Le livre de l’historien Andrej Umanski rassemble des extraits inédits de lettres, journaux intimes et dépositions. Glaçant.
Qui savait ? Entre 1941 et 1944, 2,2 millions de juifs, hommes, femmes et enfants, vieillards, malades et nourrissons, ont été broyés par la machine de mort nazie à l’Est de l’Europe. Ils vivaient sur ces terres qui s’étendent de la Galice orientale aux forêts moscovites, des rives de la Baltique à celles de la mer Noire. 80% d’entre eux sont tombés sous les balles des commandos allemands, les autres ont péri asphyxiés dans les camions à gaz ou dans les camps d’extermination.

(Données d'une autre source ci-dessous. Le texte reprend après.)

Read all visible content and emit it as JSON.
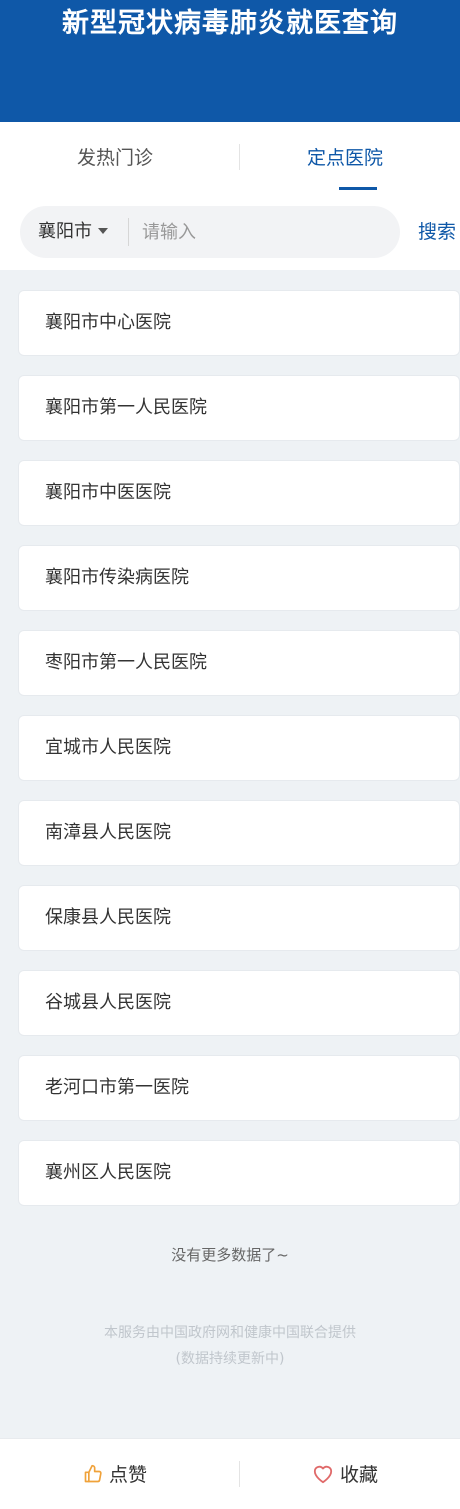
{
  "header": {
    "title": "新型冠状病毒肺炎就医查询"
  },
  "tabs": [
    {
      "label": "发热门诊",
      "active": false
    },
    {
      "label": "定点医院",
      "active": true
    }
  ],
  "search": {
    "city": "襄阳市",
    "placeholder": "请输入",
    "value": "",
    "button_label": "搜索"
  },
  "hospitals": [
    {
      "name": "襄阳市中心医院"
    },
    {
      "name": "襄阳市第一人民医院"
    },
    {
      "name": "襄阳市中医医院"
    },
    {
      "name": "襄阳市传染病医院"
    },
    {
      "name": "枣阳市第一人民医院"
    },
    {
      "name": "宜城市人民医院"
    },
    {
      "name": "南漳县人民医院"
    },
    {
      "name": "保康县人民医院"
    },
    {
      "name": "谷城县人民医院"
    },
    {
      "name": "老河口市第一医院"
    },
    {
      "name": "襄州区人民医院"
    }
  ],
  "list_end_text": "没有更多数据了~",
  "footer": {
    "line1": "本服务由中国政府网和健康中国联合提供",
    "line2": "(数据持续更新中)"
  },
  "bottom_bar": {
    "like_label": "点赞",
    "like_icon": "thumbs-up-icon",
    "favorite_label": "收藏",
    "favorite_icon": "heart-icon"
  },
  "colors": {
    "brand": "#0f58a8",
    "like_icon": "#f0a23a",
    "favorite_icon": "#e06a6a"
  }
}
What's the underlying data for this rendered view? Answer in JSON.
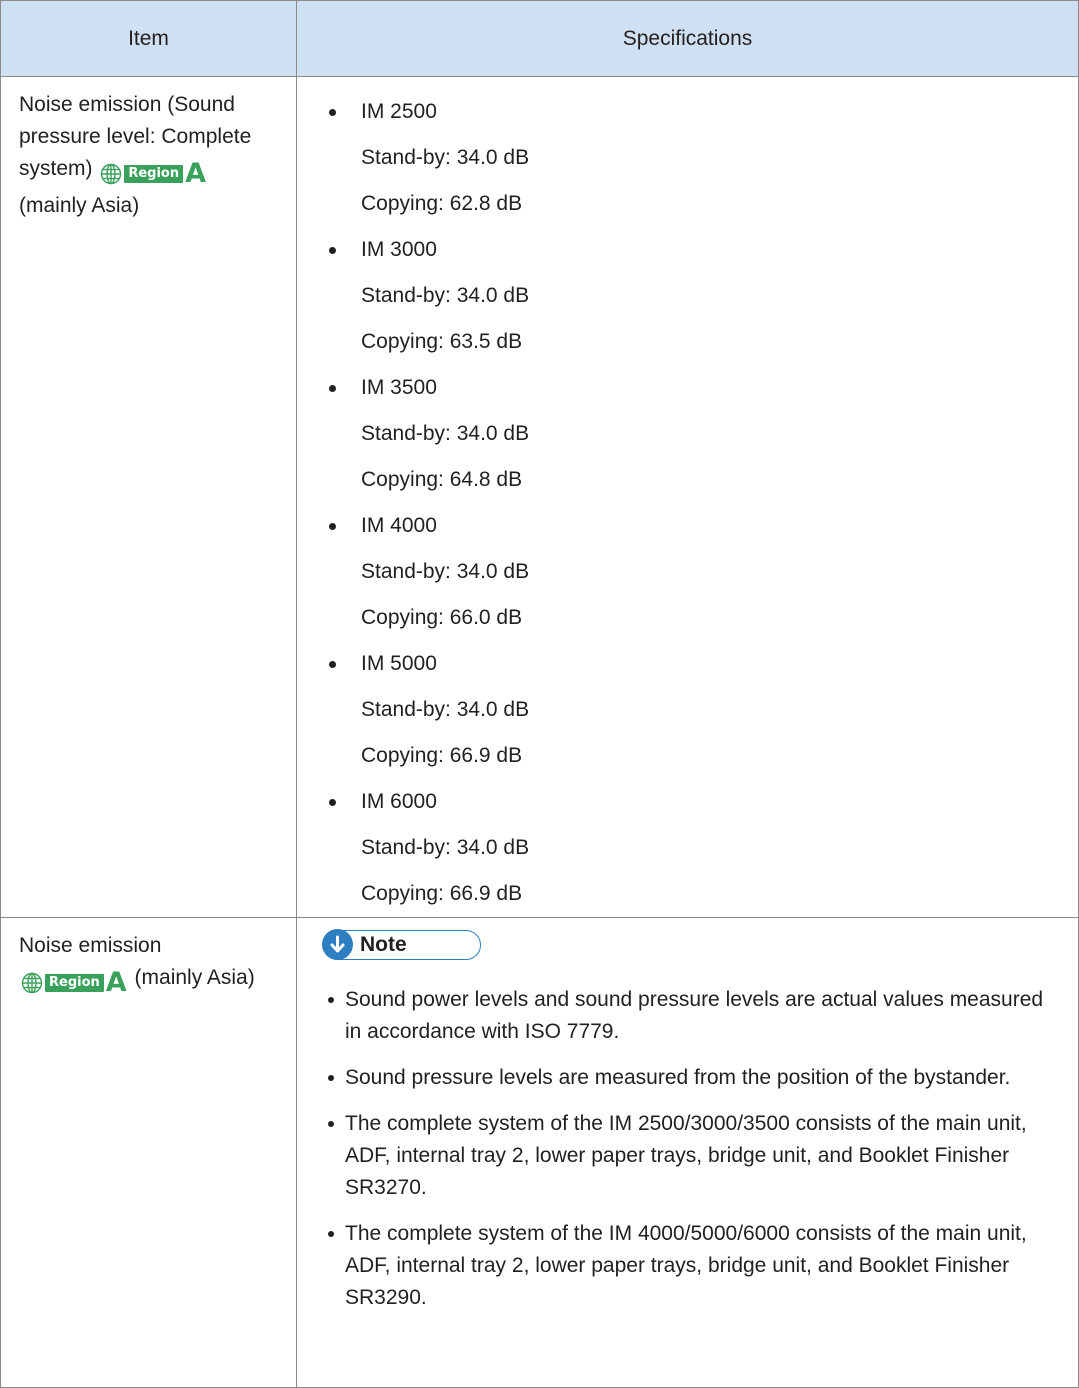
{
  "header": {
    "item": "Item",
    "specifications": "Specifications"
  },
  "region_badge": {
    "label": "Region",
    "letter": "A",
    "color": "#3aa15c",
    "icon": "globe-icon"
  },
  "row1": {
    "item_before": "Noise emission (Sound pressure level: Complete system)",
    "item_after": "(mainly Asia)",
    "models": [
      {
        "name": "IM 2500",
        "standby": "Stand-by: 34.0 dB",
        "copying": "Copying: 62.8 dB"
      },
      {
        "name": "IM 3000",
        "standby": "Stand-by: 34.0 dB",
        "copying": "Copying: 63.5 dB"
      },
      {
        "name": "IM 3500",
        "standby": "Stand-by: 34.0 dB",
        "copying": "Copying: 64.8 dB"
      },
      {
        "name": "IM 4000",
        "standby": "Stand-by: 34.0 dB",
        "copying": "Copying: 66.0 dB"
      },
      {
        "name": "IM 5000",
        "standby": "Stand-by: 34.0 dB",
        "copying": "Copying: 66.9 dB"
      },
      {
        "name": "IM 6000",
        "standby": "Stand-by: 34.0 dB",
        "copying": "Copying: 66.9 dB"
      }
    ]
  },
  "row2": {
    "item_before": "Noise emission",
    "item_after": "(mainly Asia)",
    "note_title": "Note",
    "note_icon": "down-arrow-icon",
    "note_color": "#2d7fc1",
    "notes": [
      "Sound power levels and sound pressure levels are actual values measured in accordance with ISO 7779.",
      "Sound pressure levels are measured from the position of the bystander.",
      "The complete system of the IM 2500/3000/3500 consists of the main unit, ADF, internal tray 2, lower paper trays, bridge unit, and Booklet Finisher SR3270.",
      "The complete system of the IM 4000/5000/6000 consists of the main unit, ADF, internal tray 2, lower paper trays, bridge unit, and Booklet Finisher SR3290."
    ]
  }
}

Qui savait leur martyr ? Qui savait les rafles et les fusillades ? Depuis de longues années, ces questions taraudent Andrej Umansky, 35 ans, historien et juriste. « Voilà pourquoi j’ai décidé d’enquêter sur les témoins de cette ‘Shoah par balles‘ », précise dans un français impeccable cet Allemand qui a vu le jour dans une famille juive de Kiev (Ukraine).
Chercheur associé à l’Institut de droit pénal et de droit de la procédure pénale à l’université de Cologne, il s’est plongé dans les dossiers de la justice et dans les archives de l’époque – notamment celles du Service central d’enquêtes sur les crimes nationaux-socialistes de Ludwigsburg, créé en 1958. Andrej Umansky s’est forgé une conviction : la Shoah à l’Est s’est déroulée au grand jour, en public, sous les yeux de nombreux Allemands qui travaillaient et vivaient sur place. « Les bourreaux ne se souciaient pas de garder les meurtres secrets, souligne-t-il. Ils s’assuraient avant tout du bon déroulement d’une ‘Aktion’, sans incident, en respectant les règles d’ordre et de sécurité. Les spectateurs ne les dérangeaient pas, tant que le bon ordre était assuré. »
Au premier rang de ces témoins se trouvaient bien sûr les membres des Einsatzgruppen, les commandos chargés de liquider juifs et communistes, qui rapportaient volontiers leurs faits d’armes à leurs épouses ou à leurs parents. Il y avait aussi les « petites mains » du Reich, comptables, chauffeurs ou policiers, ainsi que les simples spectateurs, journalistes, médecins, professeurs ou traducteurs. Des enfants, parfois. « Comme le meurtre des juifs s’intègre dans la vie quotidienne locale, y assister est parfois inévitable », observe l’historien.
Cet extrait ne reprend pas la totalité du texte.